Thomas Jefferson weighed in on this very idea, once, in a letter to Thomas Law, who had sent him a recent edition of his work Second Thoughts on Instinctive Impulses and Jefferson, recently retired from public life, sat down to read it in one sitting. Jefferson’s reply to Law proves him to be one of the deepest thinkers on the subject of morality, behavior and the social contract to have ever lived.
“Some have made the love of God the foundation of morality. This, too, is but a branch of our moral duties, which are generally divided into duties to God and duties to man. If we did a good act merely from the love of God and a belief that it is pleasing to Him, whence arises the morality of the Atheist? It is idle to say, as some do, that no such being exists. We have the same evidence of the fact as of most of those we act on, to-wit: their own affirmations, and their reasonings in support of them.” (Thomas Jefferson to Thomas Law, June 13, 1814)
It is important to observe that the “being” that Jefferson speaks of as “idle to ignore” is not God but the moral atheist. Were one to truncate this statement down to just “whence arises the morality of the atheist? It is idle to say, as some do, that no such being exists” they would grossly misrepresent Jefferson’s intention, as many Believers do.
“I have observed, indeed, generally, that while in protestant countries the defections from the Platonic Christianity of the priests is to Deism, in catholic countries they are to Atheism. Diderot, D’Alembert, D’Holbach, Condorcet, are known to have been among the most virtuous of men. Their virtue, then, must have had some other foundation than the love of God.” (Ibid.)
Jefferson had gotten himself into a lot of trouble while in public service for the way that he praised Atheist philosophers like those mentioned above.

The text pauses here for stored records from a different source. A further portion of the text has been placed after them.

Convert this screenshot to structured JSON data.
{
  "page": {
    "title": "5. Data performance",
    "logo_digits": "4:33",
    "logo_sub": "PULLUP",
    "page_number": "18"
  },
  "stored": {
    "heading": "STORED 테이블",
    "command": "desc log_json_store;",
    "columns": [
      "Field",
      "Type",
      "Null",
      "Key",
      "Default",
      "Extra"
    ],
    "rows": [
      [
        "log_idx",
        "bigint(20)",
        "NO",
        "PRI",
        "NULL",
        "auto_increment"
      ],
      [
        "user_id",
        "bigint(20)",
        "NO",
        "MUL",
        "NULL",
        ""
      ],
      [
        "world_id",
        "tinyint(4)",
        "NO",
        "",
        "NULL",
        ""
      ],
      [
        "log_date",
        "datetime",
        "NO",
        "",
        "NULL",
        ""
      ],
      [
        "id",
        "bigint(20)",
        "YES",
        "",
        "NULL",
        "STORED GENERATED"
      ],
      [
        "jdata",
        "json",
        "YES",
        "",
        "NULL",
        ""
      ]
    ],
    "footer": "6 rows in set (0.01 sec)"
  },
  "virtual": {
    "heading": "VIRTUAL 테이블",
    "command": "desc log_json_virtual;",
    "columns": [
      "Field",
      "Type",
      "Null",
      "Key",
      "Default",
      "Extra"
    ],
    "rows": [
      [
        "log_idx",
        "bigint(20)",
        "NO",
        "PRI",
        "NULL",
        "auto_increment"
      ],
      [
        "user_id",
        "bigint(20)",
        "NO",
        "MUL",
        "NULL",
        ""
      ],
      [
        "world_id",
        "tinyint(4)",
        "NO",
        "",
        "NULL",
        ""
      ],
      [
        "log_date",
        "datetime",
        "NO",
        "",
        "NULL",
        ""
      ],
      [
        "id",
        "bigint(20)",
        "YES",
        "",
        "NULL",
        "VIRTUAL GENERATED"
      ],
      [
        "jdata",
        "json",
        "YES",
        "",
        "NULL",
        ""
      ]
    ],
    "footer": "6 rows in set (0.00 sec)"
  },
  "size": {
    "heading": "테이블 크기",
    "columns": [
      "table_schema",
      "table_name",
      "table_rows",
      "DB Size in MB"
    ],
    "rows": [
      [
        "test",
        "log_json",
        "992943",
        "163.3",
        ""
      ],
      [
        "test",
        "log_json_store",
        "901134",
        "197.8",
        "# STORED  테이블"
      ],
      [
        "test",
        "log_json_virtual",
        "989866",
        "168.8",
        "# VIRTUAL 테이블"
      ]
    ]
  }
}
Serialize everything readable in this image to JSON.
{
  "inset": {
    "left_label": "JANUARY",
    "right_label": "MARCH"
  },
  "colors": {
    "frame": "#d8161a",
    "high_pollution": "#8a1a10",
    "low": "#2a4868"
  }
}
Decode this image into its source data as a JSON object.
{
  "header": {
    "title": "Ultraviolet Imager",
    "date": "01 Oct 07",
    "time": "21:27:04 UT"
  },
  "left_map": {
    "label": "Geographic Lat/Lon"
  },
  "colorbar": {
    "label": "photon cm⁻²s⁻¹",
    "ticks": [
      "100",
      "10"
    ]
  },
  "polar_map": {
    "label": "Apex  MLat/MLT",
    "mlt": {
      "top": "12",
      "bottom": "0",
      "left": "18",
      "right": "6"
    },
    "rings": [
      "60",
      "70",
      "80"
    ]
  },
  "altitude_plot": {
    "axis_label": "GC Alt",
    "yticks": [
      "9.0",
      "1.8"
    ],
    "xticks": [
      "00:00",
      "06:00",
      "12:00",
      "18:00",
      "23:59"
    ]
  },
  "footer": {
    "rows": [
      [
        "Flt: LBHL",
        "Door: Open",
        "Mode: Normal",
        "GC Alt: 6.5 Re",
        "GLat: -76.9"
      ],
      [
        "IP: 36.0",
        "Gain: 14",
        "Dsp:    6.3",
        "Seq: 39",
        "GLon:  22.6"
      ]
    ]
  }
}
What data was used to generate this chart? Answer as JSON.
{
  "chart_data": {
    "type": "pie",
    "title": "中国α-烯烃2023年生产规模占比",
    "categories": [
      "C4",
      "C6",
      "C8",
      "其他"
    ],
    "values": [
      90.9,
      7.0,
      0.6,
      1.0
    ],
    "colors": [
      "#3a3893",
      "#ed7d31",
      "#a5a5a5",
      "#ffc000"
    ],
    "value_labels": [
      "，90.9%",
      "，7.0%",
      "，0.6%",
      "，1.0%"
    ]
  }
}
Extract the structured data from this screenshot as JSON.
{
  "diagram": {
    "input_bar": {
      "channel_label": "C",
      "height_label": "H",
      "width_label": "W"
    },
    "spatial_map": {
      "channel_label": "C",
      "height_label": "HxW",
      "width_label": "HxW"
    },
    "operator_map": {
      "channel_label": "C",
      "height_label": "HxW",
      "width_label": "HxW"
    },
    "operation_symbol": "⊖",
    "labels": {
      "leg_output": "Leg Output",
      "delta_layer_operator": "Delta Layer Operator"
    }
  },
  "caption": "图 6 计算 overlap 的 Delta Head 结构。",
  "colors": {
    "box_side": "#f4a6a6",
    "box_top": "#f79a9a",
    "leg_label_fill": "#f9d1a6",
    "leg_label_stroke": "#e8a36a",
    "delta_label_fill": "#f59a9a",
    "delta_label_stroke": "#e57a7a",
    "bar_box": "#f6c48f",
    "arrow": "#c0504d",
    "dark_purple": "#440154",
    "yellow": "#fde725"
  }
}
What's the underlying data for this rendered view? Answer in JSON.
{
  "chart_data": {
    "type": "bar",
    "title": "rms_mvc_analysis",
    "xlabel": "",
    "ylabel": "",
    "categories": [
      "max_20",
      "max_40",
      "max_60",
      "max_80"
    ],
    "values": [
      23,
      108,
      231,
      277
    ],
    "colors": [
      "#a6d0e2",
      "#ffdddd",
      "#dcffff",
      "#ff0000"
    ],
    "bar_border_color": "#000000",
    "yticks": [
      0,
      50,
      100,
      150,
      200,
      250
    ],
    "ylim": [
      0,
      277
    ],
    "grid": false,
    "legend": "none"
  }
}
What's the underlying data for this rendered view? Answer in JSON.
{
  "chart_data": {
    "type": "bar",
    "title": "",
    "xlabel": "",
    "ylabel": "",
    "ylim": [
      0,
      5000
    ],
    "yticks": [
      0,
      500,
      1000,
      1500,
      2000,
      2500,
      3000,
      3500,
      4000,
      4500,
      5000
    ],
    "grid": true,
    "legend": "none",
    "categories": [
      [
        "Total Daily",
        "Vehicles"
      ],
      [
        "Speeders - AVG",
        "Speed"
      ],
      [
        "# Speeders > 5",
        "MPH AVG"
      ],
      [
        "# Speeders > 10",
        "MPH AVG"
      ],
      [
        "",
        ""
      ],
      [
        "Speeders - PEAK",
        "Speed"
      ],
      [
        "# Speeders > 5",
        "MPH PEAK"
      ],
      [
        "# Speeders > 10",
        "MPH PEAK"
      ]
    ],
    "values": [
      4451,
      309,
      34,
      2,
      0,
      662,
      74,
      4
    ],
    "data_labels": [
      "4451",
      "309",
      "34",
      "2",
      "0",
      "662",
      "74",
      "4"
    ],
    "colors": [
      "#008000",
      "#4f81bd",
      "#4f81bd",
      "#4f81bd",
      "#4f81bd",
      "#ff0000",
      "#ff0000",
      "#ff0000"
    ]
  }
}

But while serving as minister to France, Jefferson was well acquainted with Europe’s most elite scholars. He was known as America’s scholar and resident genius and that kind of fame attracted like minds. Note with particular interest the difference of nations whose societies are predominantly Catholic (like France, where he was minister) vs Protestant countries (like England and America).
Jefferson could be said to be biased here – to speak well of friends or of their pupils – but even if he is biased, it is plain that the author of America’s most fundamental principles of law and government makes a compelling argument that to be virtuous is not necessarily to be pious.
Joe Rawlins is the author of The Korihor Argument; A Missionary’s Journey out of Mormonism.